Sintió las frías manos de su madre intentando ponerlo de pie, pero él no tenía ni fuerzas ni ganas de hacerlo.

- ¡Cómo tuvimos a alguien tan débil y despreciable como hijo! ¡Me avergüenzo de él!

- ¡No digas eso! ¿Recuerdas cuánto nos costó tenerlo? - la mujer estaba por ponerse a llorar -. Siempre quisimos un hijo, pero siempre lo perdíamos. Hasta que llegó Theo y… ¿no recuerdas la felicidad que sentiste en ese momento? Ya tenías a tu heredero, ya tenías…

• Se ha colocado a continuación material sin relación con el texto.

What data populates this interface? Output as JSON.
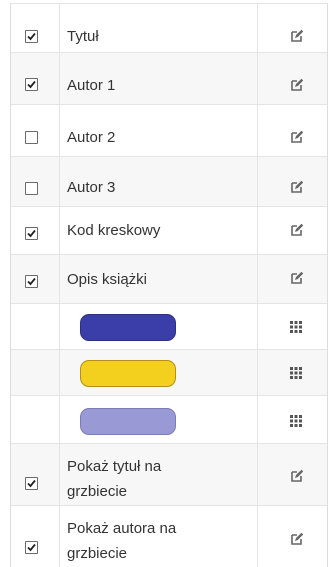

- ¡Tenía un hijo igual a ti! - gritó el hombre -. ¡Cada aspecto de carácter y personalidad era igual a ti!

-No sé cuándo perdiste esa magia que sentías cuando tuvimos a nuestro hijo - la mujer hablaba y lloraba -. ¿Qué fue lo que hicimos?

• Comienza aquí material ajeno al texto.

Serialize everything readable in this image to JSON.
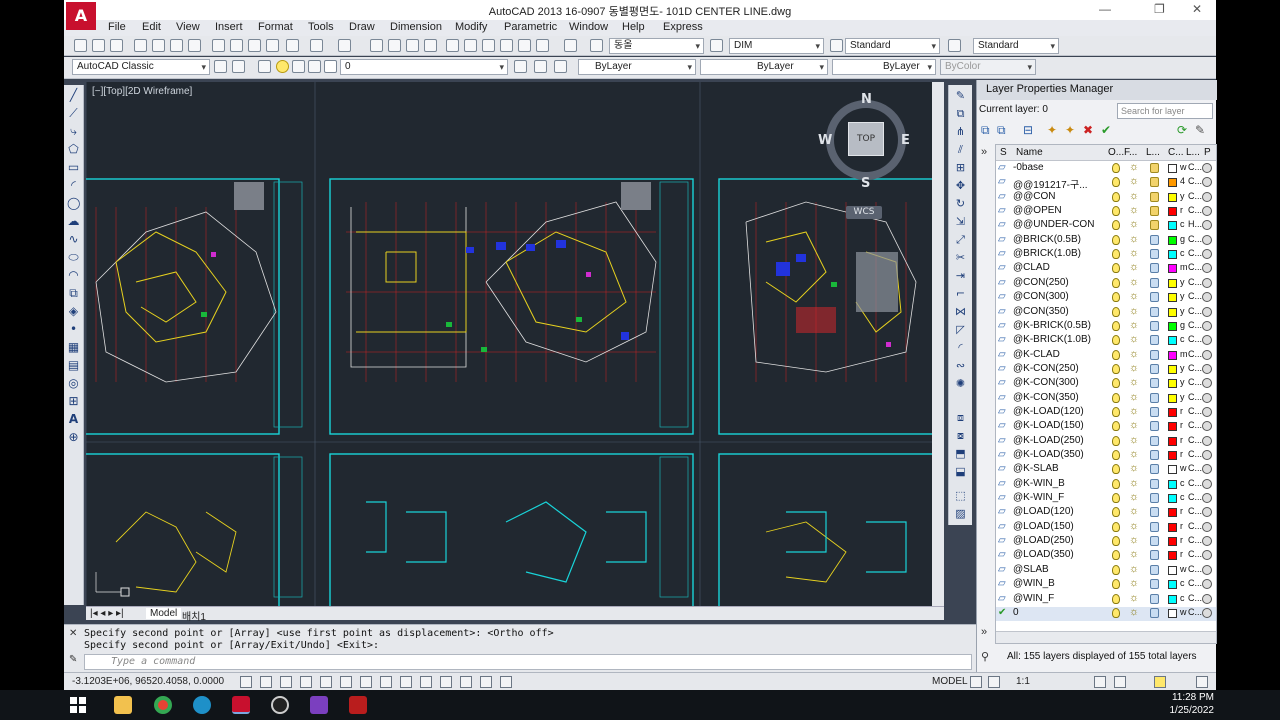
{
  "window": {
    "title": "AutoCAD 2013    16-0907 동별평면도- 101D  CENTER LINE.dwg",
    "app_logo": "A",
    "controls": [
      "—",
      "❐",
      "✕"
    ]
  },
  "menu": [
    "File",
    "Edit",
    "View",
    "Insert",
    "Format",
    "Tools",
    "Draw",
    "Dimension",
    "Modify",
    "Parametric",
    "Window",
    "Help",
    "Express"
  ],
  "toolbar1": {
    "text_style": "동올",
    "dim_style": "DIM",
    "table_style": "Standard",
    "multileader_style": "Standard"
  },
  "toolbar2": {
    "workspace": "AutoCAD Classic",
    "layer": "0",
    "color": "ByLayer",
    "linetype": "ByLayer",
    "lineweight": "ByLayer",
    "plotstyle": "ByColor"
  },
  "viewport": {
    "label": "[−][Top][2D Wireframe]",
    "viewcube": {
      "face": "TOP",
      "n": "N",
      "s": "S",
      "e": "E",
      "w": "W",
      "wcs": "WCS"
    }
  },
  "layout_tabs": {
    "model": "Model",
    "layout1": "배치1"
  },
  "command": {
    "history": [
      "Specify second point or [Array] <use first point as displacement>:  <Ortho off>",
      "Specify second point or [Array/Exit/Undo] <Exit>:"
    ],
    "placeholder": "Type a command"
  },
  "status": {
    "coords": "-3.1203E+06, 96520.4058, 0.0000",
    "model": "MODEL",
    "annoscale": "1:1"
  },
  "layer_panel": {
    "title": "Layer Properties Manager",
    "current_layer": "Current layer: 0",
    "search_placeholder": "Search for layer",
    "columns": [
      "S",
      "Name",
      "O...",
      "F...",
      "L...",
      "C...",
      "L...",
      "P"
    ],
    "layers": [
      {
        "name": "-0base",
        "locked": true,
        "color": "#ffffff",
        "cn": "w",
        "lt": "C..."
      },
      {
        "name": "@@191217-구...",
        "locked": true,
        "color": "#ff9900",
        "cn": "4",
        "lt": "C..."
      },
      {
        "name": "@@CON",
        "locked": true,
        "color": "#ffff00",
        "cn": "y",
        "lt": "C..."
      },
      {
        "name": "@@OPEN",
        "locked": true,
        "color": "#ff0000",
        "cn": "r",
        "lt": "C..."
      },
      {
        "name": "@@UNDER-CON",
        "locked": true,
        "color": "#00ffff",
        "cn": "c",
        "lt": "H..."
      },
      {
        "name": "@BRICK(0.5B)",
        "locked": false,
        "color": "#00ff00",
        "cn": "g",
        "lt": "C..."
      },
      {
        "name": "@BRICK(1.0B)",
        "locked": false,
        "color": "#00ffff",
        "cn": "c",
        "lt": "C..."
      },
      {
        "name": "@CLAD",
        "locked": false,
        "color": "#ff00ff",
        "cn": "m",
        "lt": "C..."
      },
      {
        "name": "@CON(250)",
        "locked": false,
        "color": "#ffff00",
        "cn": "y",
        "lt": "C..."
      },
      {
        "name": "@CON(300)",
        "locked": false,
        "color": "#ffff00",
        "cn": "y",
        "lt": "C..."
      },
      {
        "name": "@CON(350)",
        "locked": false,
        "color": "#ffff00",
        "cn": "y",
        "lt": "C..."
      },
      {
        "name": "@K-BRICK(0.5B)",
        "locked": false,
        "color": "#00ff00",
        "cn": "g",
        "lt": "C..."
      },
      {
        "name": "@K-BRICK(1.0B)",
        "locked": false,
        "color": "#00ffff",
        "cn": "c",
        "lt": "C..."
      },
      {
        "name": "@K-CLAD",
        "locked": false,
        "color": "#ff00ff",
        "cn": "m",
        "lt": "C..."
      },
      {
        "name": "@K-CON(250)",
        "locked": false,
        "color": "#ffff00",
        "cn": "y",
        "lt": "C..."
      },
      {
        "name": "@K-CON(300)",
        "locked": false,
        "color": "#ffff00",
        "cn": "y",
        "lt": "C..."
      },
      {
        "name": "@K-CON(350)",
        "locked": false,
        "color": "#ffff00",
        "cn": "y",
        "lt": "C..."
      },
      {
        "name": "@K-LOAD(120)",
        "locked": false,
        "color": "#ff0000",
        "cn": "r",
        "lt": "C..."
      },
      {
        "name": "@K-LOAD(150)",
        "locked": false,
        "color": "#ff0000",
        "cn": "r",
        "lt": "C..."
      },
      {
        "name": "@K-LOAD(250)",
        "locked": false,
        "color": "#ff0000",
        "cn": "r",
        "lt": "C..."
      },
      {
        "name": "@K-LOAD(350)",
        "locked": false,
        "color": "#ff0000",
        "cn": "r",
        "lt": "C..."
      },
      {
        "name": "@K-SLAB",
        "locked": false,
        "color": "#ffffff",
        "cn": "w",
        "lt": "C..."
      },
      {
        "name": "@K-WIN_B",
        "locked": false,
        "color": "#00ffff",
        "cn": "c",
        "lt": "C..."
      },
      {
        "name": "@K-WIN_F",
        "locked": false,
        "color": "#00ffff",
        "cn": "c",
        "lt": "C..."
      },
      {
        "name": "@LOAD(120)",
        "locked": false,
        "color": "#ff0000",
        "cn": "r",
        "lt": "C..."
      },
      {
        "name": "@LOAD(150)",
        "locked": false,
        "color": "#ff0000",
        "cn": "r",
        "lt": "C..."
      },
      {
        "name": "@LOAD(250)",
        "locked": false,
        "color": "#ff0000",
        "cn": "r",
        "lt": "C..."
      },
      {
        "name": "@LOAD(350)",
        "locked": false,
        "color": "#ff0000",
        "cn": "r",
        "lt": "C..."
      },
      {
        "name": "@SLAB",
        "locked": false,
        "color": "#ffffff",
        "cn": "w",
        "lt": "C..."
      },
      {
        "name": "@WIN_B",
        "locked": false,
        "color": "#00ffff",
        "cn": "c",
        "lt": "C..."
      },
      {
        "name": "@WIN_F",
        "locked": false,
        "color": "#00ffff",
        "cn": "c",
        "lt": "C..."
      },
      {
        "name": "0",
        "locked": false,
        "color": "#ffffff",
        "cn": "w",
        "lt": "C...",
        "current": true
      }
    ],
    "summary": "All: 155 layers displayed of 155 total layers"
  },
  "taskbar": {
    "time": "11:28 PM",
    "date": "1/25/2022",
    "apps": [
      "windows-start",
      "file-explorer",
      "chrome",
      "edge",
      "autocad",
      "obs",
      "mail-m",
      "app-g"
    ]
  }
}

-Tú, mujer, siempre fuiste un obstáculo en mi vida. En mis elecciones. Y ese - señaló a Theodore con desprecio. El discurso de su mujer no estaba conmoviéndolo ni un poco -, pensaba lo mismo que tú. ¿No podías ser como Draco?

-Soy fiel a mí mismo - logró decir Theodore. Aún le dolía todo el cuerpo.

- ¡Eso que me interesa!

-Emmanuel, recuerda todo lo que hemos vivido. Theodore es tu hijo, es nuestro hijo…

- ¡Deja de decir tonterías, mujer! ¡No me vas a convencer de absolutamente nada! ¡En unos meses será un Mortífago y nadie ni nada me hará cambiar de opinión!

Ahora sí las lágrimas de Theodore se dejaron ver por todo su rostro. Ya no soportaba nada, ya no sentía nada.

- ¡Seré un Mortífago, pero déjala ir! ¡Por favor! - gritó Theo con todas sus fuerzas -. ¡Por favor! ¡Padre!

-No, Theo - dijo su madre -. Todo va a estar bien.

- ¡Seré un Mortífago! - siguió llorando y gritando Theo -. Si quieres lo seré mañana, o en estas vacaciones, pero solo déjala ir. Lo único que te pido es eso. Si como dice mamá, esa felicidad que sentiste en algún momento de tenerme, recompénsame con esto, por favor.

- ¡Te he dicho que no! - bramó el hombre con todas sus fuerzas. Los dos retrocedieron un par de pasos más -. ¡Ya estoy harto de que tú seas un cobarde y de qué tú siempre intentes de interponerte en mi camino! ¡Avada Kedavra!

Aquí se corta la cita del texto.